Training Sandbox¶
Note
This section introduces the usage of the Training Sandbox. We strongly recommend completing the Docker installation and precautions in the previous tutorial’s foundational section (Tool Sandbox) before proceeding.
Background¶
The Training Sandbox of AgentScope Runtime is primarily designed for training and evaluation functions. The sandbox’s data is mainly based on public datasets (such as Appworld, Webshop, BFCL, etc.), providing data supply for Agent training, tools for dataset calling, and real-time Reward verification.
The Training Sandbox primarily implements high-concurrency data calling through Ray, supporting external Agents to create, execute, and evaluate instances for different samples after sandbox creation.
APPWorld: APPWorld is an advanced, high-fidelity environment designed to test and evaluate autonomous AI agents’ ability to perform complex, multi-step tasks using realistic APIs and user scenarios. It serves as a crucial testing ground for the AI agents, allowing them to learn and adapt to real-world scenarios.
Install¶
Install Dependency¶
First, install AgentScope Runtime with sandbox support:
pip install "agentscope-runtime[sandbox]"
Prepare Docker Image¶
Pull the image from DockerHub. Suppose you failed to pull the Docker image from DockerHub. In that case, we also provide a script for building the Docker image locally.
To ensure a complete sandbox experience with all features enabled, follow the steps below to pull and tag the necessary Docker images from our repository:
Note
Image Source: Alibaba Cloud Container Registry
All Docker images are hosted on Alibaba Cloud Container Registry (ACR) for optimal performance and reliability worldwide.
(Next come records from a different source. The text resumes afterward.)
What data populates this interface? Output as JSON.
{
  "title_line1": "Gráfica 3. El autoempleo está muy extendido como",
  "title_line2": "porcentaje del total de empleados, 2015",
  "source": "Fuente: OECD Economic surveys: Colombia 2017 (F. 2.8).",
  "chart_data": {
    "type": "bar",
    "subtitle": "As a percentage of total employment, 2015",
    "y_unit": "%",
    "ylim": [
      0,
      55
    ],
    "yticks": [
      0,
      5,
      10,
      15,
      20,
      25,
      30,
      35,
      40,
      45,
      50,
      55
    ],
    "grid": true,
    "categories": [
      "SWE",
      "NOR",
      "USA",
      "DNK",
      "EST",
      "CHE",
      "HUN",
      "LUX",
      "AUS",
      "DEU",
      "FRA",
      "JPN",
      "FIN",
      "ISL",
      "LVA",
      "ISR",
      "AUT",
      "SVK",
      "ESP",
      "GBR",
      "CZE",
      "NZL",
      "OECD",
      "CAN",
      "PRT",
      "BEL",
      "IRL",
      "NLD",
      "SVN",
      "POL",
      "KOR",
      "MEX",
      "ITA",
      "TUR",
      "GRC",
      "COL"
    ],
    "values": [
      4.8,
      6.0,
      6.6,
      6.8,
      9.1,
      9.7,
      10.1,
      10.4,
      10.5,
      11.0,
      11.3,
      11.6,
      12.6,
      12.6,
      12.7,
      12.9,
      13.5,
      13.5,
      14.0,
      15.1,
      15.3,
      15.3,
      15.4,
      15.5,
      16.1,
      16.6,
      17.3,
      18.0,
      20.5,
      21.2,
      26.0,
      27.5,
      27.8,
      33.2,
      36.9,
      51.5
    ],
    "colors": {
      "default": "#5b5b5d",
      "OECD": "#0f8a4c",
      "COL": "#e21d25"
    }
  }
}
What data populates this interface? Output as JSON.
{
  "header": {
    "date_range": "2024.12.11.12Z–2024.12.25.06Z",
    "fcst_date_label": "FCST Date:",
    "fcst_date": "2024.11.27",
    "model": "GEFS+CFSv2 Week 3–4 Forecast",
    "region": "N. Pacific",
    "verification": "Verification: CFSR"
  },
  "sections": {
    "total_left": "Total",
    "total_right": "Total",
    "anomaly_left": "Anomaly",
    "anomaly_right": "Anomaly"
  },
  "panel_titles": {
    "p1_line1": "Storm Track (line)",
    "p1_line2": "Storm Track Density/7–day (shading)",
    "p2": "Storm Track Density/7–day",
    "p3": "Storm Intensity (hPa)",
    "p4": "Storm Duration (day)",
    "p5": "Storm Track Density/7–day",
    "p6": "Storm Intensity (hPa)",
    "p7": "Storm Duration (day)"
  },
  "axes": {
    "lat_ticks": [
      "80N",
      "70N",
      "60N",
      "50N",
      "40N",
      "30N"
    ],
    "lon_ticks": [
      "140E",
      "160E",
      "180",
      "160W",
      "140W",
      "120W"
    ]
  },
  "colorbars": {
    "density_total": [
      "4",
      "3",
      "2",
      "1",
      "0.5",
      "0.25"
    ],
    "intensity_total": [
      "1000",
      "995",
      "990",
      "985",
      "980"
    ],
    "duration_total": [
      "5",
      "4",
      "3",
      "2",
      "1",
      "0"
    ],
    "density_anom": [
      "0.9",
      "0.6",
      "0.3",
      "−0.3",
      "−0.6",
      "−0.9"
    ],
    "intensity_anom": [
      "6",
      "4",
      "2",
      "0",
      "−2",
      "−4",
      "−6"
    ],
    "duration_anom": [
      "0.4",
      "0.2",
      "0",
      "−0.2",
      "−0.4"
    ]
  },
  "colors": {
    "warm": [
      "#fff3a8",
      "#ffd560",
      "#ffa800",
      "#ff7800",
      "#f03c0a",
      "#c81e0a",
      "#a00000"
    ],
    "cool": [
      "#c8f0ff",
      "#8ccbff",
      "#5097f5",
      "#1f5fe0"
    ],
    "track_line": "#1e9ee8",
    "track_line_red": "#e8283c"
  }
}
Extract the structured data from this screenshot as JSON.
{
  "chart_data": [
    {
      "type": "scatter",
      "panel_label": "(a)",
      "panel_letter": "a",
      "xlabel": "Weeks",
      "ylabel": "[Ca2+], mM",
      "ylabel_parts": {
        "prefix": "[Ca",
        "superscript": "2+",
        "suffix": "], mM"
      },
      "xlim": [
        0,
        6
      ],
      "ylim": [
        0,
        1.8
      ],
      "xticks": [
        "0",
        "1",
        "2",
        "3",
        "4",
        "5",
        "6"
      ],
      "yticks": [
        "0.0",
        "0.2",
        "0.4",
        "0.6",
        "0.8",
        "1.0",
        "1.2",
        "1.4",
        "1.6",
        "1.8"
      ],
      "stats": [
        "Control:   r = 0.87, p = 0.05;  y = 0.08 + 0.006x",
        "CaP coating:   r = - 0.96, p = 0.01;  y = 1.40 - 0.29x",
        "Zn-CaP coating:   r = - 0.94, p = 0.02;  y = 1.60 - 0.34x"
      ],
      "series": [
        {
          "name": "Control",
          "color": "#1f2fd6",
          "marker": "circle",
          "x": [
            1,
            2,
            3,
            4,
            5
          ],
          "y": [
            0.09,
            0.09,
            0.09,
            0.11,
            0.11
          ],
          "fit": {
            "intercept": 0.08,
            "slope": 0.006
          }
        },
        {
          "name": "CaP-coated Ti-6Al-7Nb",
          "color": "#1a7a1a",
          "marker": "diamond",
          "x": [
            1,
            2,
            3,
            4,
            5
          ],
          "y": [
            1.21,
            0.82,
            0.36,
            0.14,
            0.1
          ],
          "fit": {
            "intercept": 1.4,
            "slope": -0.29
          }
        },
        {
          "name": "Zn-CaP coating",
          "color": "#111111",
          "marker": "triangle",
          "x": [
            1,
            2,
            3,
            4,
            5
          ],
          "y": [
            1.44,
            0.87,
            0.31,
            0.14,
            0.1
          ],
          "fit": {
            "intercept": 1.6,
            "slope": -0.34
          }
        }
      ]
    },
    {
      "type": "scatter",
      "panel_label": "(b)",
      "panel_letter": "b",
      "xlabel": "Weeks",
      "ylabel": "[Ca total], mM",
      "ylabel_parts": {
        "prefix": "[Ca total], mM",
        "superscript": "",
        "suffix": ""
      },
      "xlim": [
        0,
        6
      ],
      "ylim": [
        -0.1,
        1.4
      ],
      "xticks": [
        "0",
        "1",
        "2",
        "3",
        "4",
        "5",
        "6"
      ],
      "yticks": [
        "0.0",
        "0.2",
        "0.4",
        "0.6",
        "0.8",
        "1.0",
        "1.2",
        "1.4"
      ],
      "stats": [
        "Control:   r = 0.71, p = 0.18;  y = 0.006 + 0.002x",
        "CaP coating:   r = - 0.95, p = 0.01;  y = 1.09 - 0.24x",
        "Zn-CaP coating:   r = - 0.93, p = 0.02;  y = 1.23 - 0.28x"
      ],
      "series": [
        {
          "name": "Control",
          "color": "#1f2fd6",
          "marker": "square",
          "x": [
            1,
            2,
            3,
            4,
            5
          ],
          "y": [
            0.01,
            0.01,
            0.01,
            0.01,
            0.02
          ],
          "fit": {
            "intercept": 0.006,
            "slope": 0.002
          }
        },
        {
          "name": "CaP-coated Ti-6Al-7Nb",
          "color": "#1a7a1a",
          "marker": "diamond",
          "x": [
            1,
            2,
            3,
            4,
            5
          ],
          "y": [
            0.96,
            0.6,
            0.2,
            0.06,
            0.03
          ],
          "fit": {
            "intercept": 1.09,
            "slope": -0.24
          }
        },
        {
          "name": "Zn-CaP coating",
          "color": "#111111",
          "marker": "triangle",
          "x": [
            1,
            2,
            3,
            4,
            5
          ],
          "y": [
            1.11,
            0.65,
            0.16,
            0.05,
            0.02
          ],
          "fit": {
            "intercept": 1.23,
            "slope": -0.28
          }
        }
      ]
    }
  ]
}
Images are pulled from ACR and tagged with standard names for seamless integration with the AgentScope runtime environment.
# Pull and tag Appworld ARM64 architecture image
docker pull agentscope-registry.ap-southeast-1.cr.aliyuncs.com/agentscope/runtime-sandbox-appworld:latest-arm && docker tag agentscope-registry.ap-southeast-1.cr.aliyuncs.com/agentscope/runtime-sandbox-appworld:latest-arm agentscope/runtime-sandbox-appworld:latest-arm
# Pull and tag Appworld X86_64 architecture image
docker pull agentscope-registry.ap-southeast-1.cr.aliyuncs.com/agentscope/runtime-sandbox-appworld:latest && docker tag agentscope-registry.ap-southeast-1.cr.aliyuncs.com/agentscope/runtime-sandbox-appworld:latest agentscope/runtime-sandbox-appworld:latest
Verify Installation¶
You can verify that everything is set up correctly by calling get_env_profile
. If success, you can get a training ID:
from agentscope_runtime.sandbox.box.training_box.training_box import (
TrainingSandbox,
)
with TrainingSandbox() as box:
profile_list = box.get_env_profile(env_type="appworld", split="train")
print(profile_list[0])
(Optional) Built the Docker Images from Scratch¶
f you prefer to build images locally via Dockerfile
or need custom modifications, you can build them from scratch.
Please refer to Advanced Usage of Tool Sandbox for detailed instructions.
For training sandboxes, different datasets use different Dockerfiles, located at
src/agentscope_runtime/sandbox/box/training_box/environments/{dataset_name}
.
For Appworld:
docker build -f src/agentscope_runtime/sandbox/box/training_box/environments/appworld/Dockerfile -t agentscope/runtime-sandbox-appworld:v0.0.1 .
Utilize Training Sample from Sandbox¶
You can create a specific training sandbox (default is Appworld
), then create multiple different training samples in
parallel, and execute and evaluate them separately.
Review Dataset Sample¶
After building the Docker image, we first review the dataset samples.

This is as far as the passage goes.